The first question, therefore, to be determined is, whether the condition of the mortgage of J uly 27th, 1841, provides that it shall be a security for debts accruing upon some written contract or agreement signed or indorsed by Paine, or it is general, including also debts accruing upon a verbal contract.

It seems to me that the terms of the condition are too plain to allow of the application of any rules of construction. It seems to read as plain as language can be written. It is, “ that if the said Paine shall pay the just and full sum of all moneys which he may owe to the said parties of the second part, either as maker or indorser of any note or notes, or any bills of exchange, bonds, checks, overdrafts or securities of any kind, given by or indorsed by the party of the first part, according to the conditions of any such writings obligatory executed by him, &c. But in case of the non-payment of such writings obligatory of whatever nature, according to the respective conditions thereof,” &c., concluding in the usual form. If this does not call for written instruments, I confess I do not know what language could be employed that would call for such and such only. Besides, it was not the case of a printed blank which required erasures and interlineations to express the true meaning, and which, in the hurry of preparing it, might have been left to read differently from what it was really designed to express; but the condition was mostly written, and that too by the mortgagor himself.

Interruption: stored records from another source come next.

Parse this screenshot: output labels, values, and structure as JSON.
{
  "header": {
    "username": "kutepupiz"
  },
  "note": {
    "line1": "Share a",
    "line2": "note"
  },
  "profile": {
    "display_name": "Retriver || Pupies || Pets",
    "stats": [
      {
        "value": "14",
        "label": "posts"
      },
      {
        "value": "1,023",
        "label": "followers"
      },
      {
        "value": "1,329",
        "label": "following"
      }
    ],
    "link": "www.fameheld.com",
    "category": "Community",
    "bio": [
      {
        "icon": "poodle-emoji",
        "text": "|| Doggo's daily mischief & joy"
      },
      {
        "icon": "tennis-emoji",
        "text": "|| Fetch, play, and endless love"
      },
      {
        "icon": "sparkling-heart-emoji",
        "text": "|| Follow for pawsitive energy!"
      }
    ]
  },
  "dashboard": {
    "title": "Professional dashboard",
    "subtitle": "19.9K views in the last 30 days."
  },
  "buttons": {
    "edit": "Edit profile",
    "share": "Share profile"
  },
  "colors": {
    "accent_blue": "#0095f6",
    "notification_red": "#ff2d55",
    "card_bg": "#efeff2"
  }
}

Taking the instrument as it reads, I think it calls for written evidences of debt, and can be satisfied with no other.

In the second place, Did the proof show any such debt ? The question is not whether the circumstances were such that the existence of some such debt as is called for by the terms of the condition might be inferred, but whether there was such a preponderance of testimony establishing such debt as would authorize this court to set aside the report of the referee.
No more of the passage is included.